Creativity is essentially an ‘inward’ trait. It’s murkier and harder to define. Ideas within the creative realm are often judged more by their novelty than by their potential usefulness, either to consumers or to the company.
Innovation however, is ‘external’, attached to a sense of value, utility, or productivity that has been measured and tried. “Often, in common parlance, the words creativity and innovation are used interchangeably,” states Robert B Tucker, author and consultant. “They shouldn’t be, because while creativity implies coming up with ideas, ‘it’s the bringing ideas to life’ … that makes innovation the distinct undertaking it is.”
Creativity must aim for innovation
It’s not enough to daydream inspiring and original ideas within our field; it’s imperative to action them.
Take Velcro, for example. The concept for this prolific fastener was born under the microscope, when the Swiss electrical engineer observed a single burdock burr that had clung to pants and dog’s fur on a walk through the woods.
The engineers saw how the little seed acted like a hook that attached to loops in material and hair. But because they saw value in the concept and went on to repeat it synthetically, they invented one of the most useful products in the past century. They didn’t just think up a good idea; through trial and error, adaptation and experimentation, they perforated imagination and brought the idea to life.

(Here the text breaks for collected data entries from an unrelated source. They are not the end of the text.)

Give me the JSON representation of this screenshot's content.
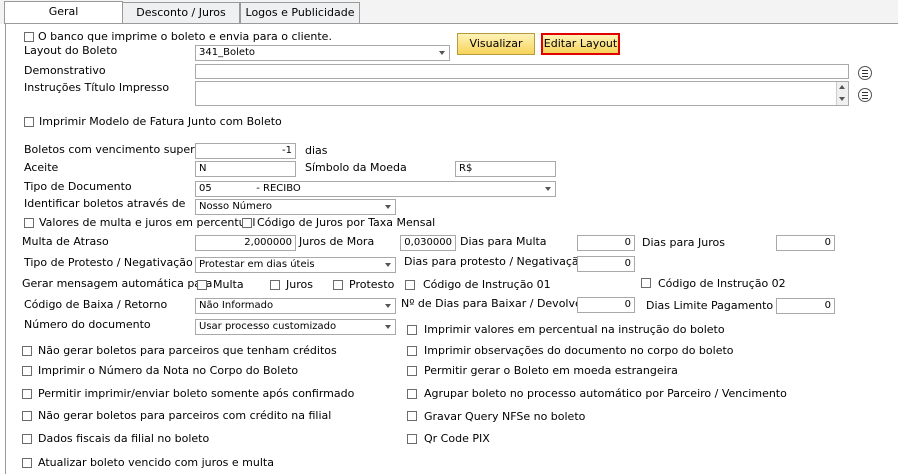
{
  "tabs": [
    {
      "label": "Geral"
    },
    {
      "label": "Desconto / Juros"
    },
    {
      "label": "Logos e Publicidade"
    }
  ],
  "banco_imprime": "O banco que imprime o boleto e envia para o cliente.",
  "layout_boleto": {
    "label": "Layout do Boleto",
    "value": "341_Boleto"
  },
  "buttons": {
    "visualizar": "Visualizar",
    "editar_layout": "Editar Layout"
  },
  "demonstrativo": {
    "label": "Demonstrativo",
    "value": ""
  },
  "instrucoes": {
    "label": "Instruções Título Impresso",
    "value": ""
  },
  "imprimir_modelo": "Imprimir Modelo de Fatura Junto com Boleto",
  "boletos_venc": {
    "label": "Boletos com vencimento superior",
    "value": "-1",
    "suffix": "dias"
  },
  "aceite": {
    "label": "Aceite",
    "value": "N"
  },
  "simbolo_moeda": {
    "label": "Símbolo da Moeda",
    "value": "R$"
  },
  "tipo_documento": {
    "label": "Tipo de Documento",
    "value": "05              - RECIBO"
  },
  "identificar": {
    "label": "Identificar boletos através de",
    "value": "Nosso Número"
  },
  "valores_multa_perc": "Valores de multa e juros em percentual",
  "codigo_juros_taxa": "Código de Juros por Taxa Mensal",
  "multa_atraso": {
    "label": "Multa de Atraso",
    "value": "2,000000"
  },
  "juros_mora": {
    "label": "Juros de Mora",
    "value": "0,030000"
  },
  "dias_multa": {
    "label": "Dias para Multa",
    "value": "0"
  },
  "dias_juros": {
    "label": "Dias para Juros",
    "value": "0"
  },
  "tipo_protesto": {
    "label": "Tipo de Protesto / Negativação",
    "value": "Protestar em dias úteis"
  },
  "dias_protesto": {
    "label": "Dias para protesto / Negativação",
    "value": "0"
  },
  "gerar_mensagem": {
    "label": "Gerar mensagem automática para",
    "multa": "Multa",
    "juros": "Juros",
    "protesto": "Protesto"
  },
  "codigo_instrucao_01": "Código de Instrução 01",
  "codigo_instrucao_02": "Código de Instrução 02",
  "codigo_baixa": {
    "label": "Código de Baixa / Retorno",
    "value": "Não Informado"
  },
  "dias_baixar": {
    "label": "Nº de Dias para Baixar / Devolver",
    "value": "0"
  },
  "dias_limite": {
    "label": "Dias Limite Pagamento",
    "value": "0"
  },
  "numero_documento": {
    "label": "Número do documento",
    "value": "Usar processo customizado"
  },
  "left_checks": [
    "Não gerar boletos para parceiros que tenham créditos",
    "Imprimir o Número da Nota no Corpo do Boleto",
    "Permitir imprimir/enviar boleto somente após confirmado",
    "Não gerar boletos para parceiros com crédito na filial",
    "Dados fiscais da filial no boleto",
    "Atualizar boleto vencido com juros e multa"
  ],
  "right_checks": [
    "Imprimir valores em percentual na instrução do boleto",
    "Imprimir observações do documento no corpo do boleto",
    "Permitir gerar o Boleto em moeda estrangeira",
    "Agrupar boleto no processo automático por Parceiro / Vencimento",
    "Gravar Query NFSe no boleto",
    "Qr Code PIX"
  ]
}
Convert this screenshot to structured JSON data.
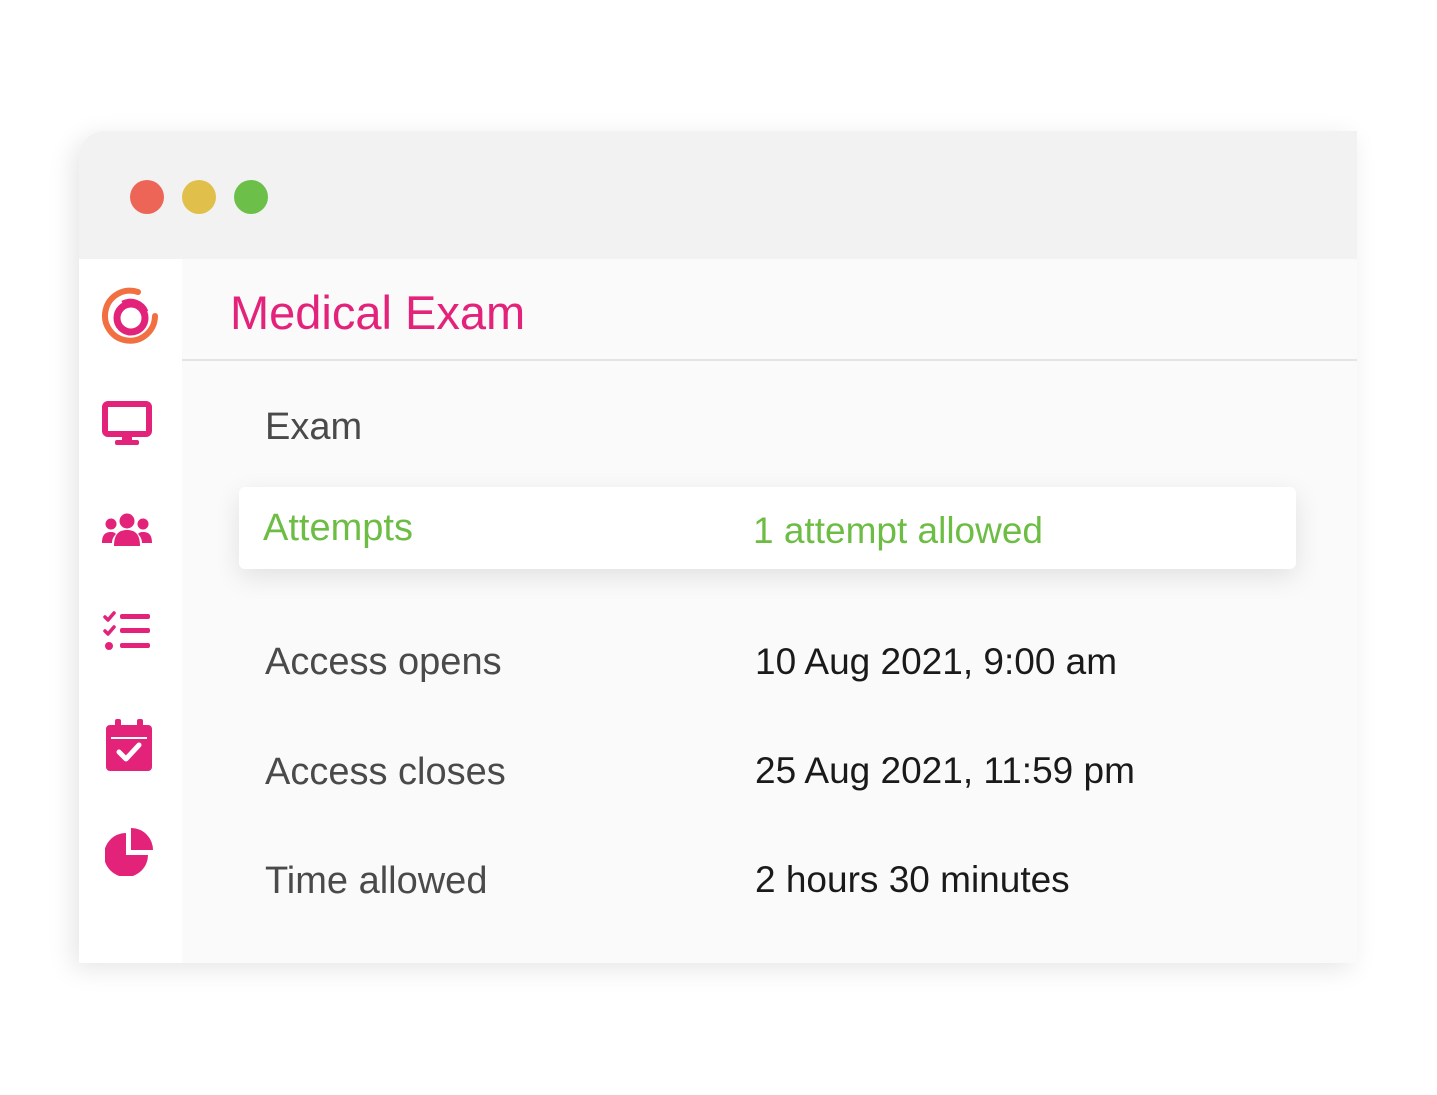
{
  "colors": {
    "brand": "#e3227a",
    "accent_green": "#6dbd45",
    "label_gray": "#4a4a4a",
    "value_dark": "#1a1a1a",
    "logo_orange": "#f26f41",
    "dot_red": "#ec6557",
    "dot_yellow": "#e0c04a",
    "dot_green": "#6cc04a"
  },
  "window": {
    "controls": [
      "close",
      "minimize",
      "maximize"
    ]
  },
  "sidebar": {
    "items": [
      {
        "icon": "app-logo-icon"
      },
      {
        "icon": "monitor-icon"
      },
      {
        "icon": "users-icon"
      },
      {
        "icon": "checklist-icon"
      },
      {
        "icon": "calendar-check-icon"
      },
      {
        "icon": "pie-chart-icon"
      }
    ]
  },
  "page": {
    "title": "Medical Exam",
    "section": "Exam"
  },
  "settings": [
    {
      "label": "Attempts",
      "value": "1 attempt allowed",
      "highlighted": true
    },
    {
      "label": "Access opens",
      "value": "10 Aug 2021, 9:00 am"
    },
    {
      "label": "Access closes",
      "value": "25 Aug 2021, 11:59 pm"
    },
    {
      "label": "Time allowed",
      "value": "2 hours 30 minutes"
    }
  ]
}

Innovation is not overnight
The gap between creating and innovating can be wide. Even a proverbial scrum of the greatest minds can have a bad game sometimes.
Aerospace engineer Adam Steltzner refers to it as the Dark Room. “There comes a moment in every creative or innovative process,” he says, “when you’re not only lost, you’re not even sure where to find a map… You have to stay calm, hold on to the doubt, listen to the problem, and keep thinking of solutions, while avoiding the mind-locking panic that you won’t find a solution.”
We’re often uncomfortable with staying in the problem long enough to innovate.
In another case, the solution was a rather serious one. A debut of the Mars Expedition Rover mission was scheduled for departure in June 2002 and Houston had a problem. The team of rocket scientists could not figure out how to make this Rover land intact, impervious to the piercing rocks and debris on Mars’ surface.
One strenuous year later, they found their answer. “There is a virtue in staying in the Dark Room until you completely surrender – not give up but completely surrender your ego, and stop trying to force the existing solution. That’s when a breakthrough occurs.”
Creativity is the launching pad. But it requires innovation and sometimes teeth-gritted determination, sheer panic and a whole lot of guts to launch the mission.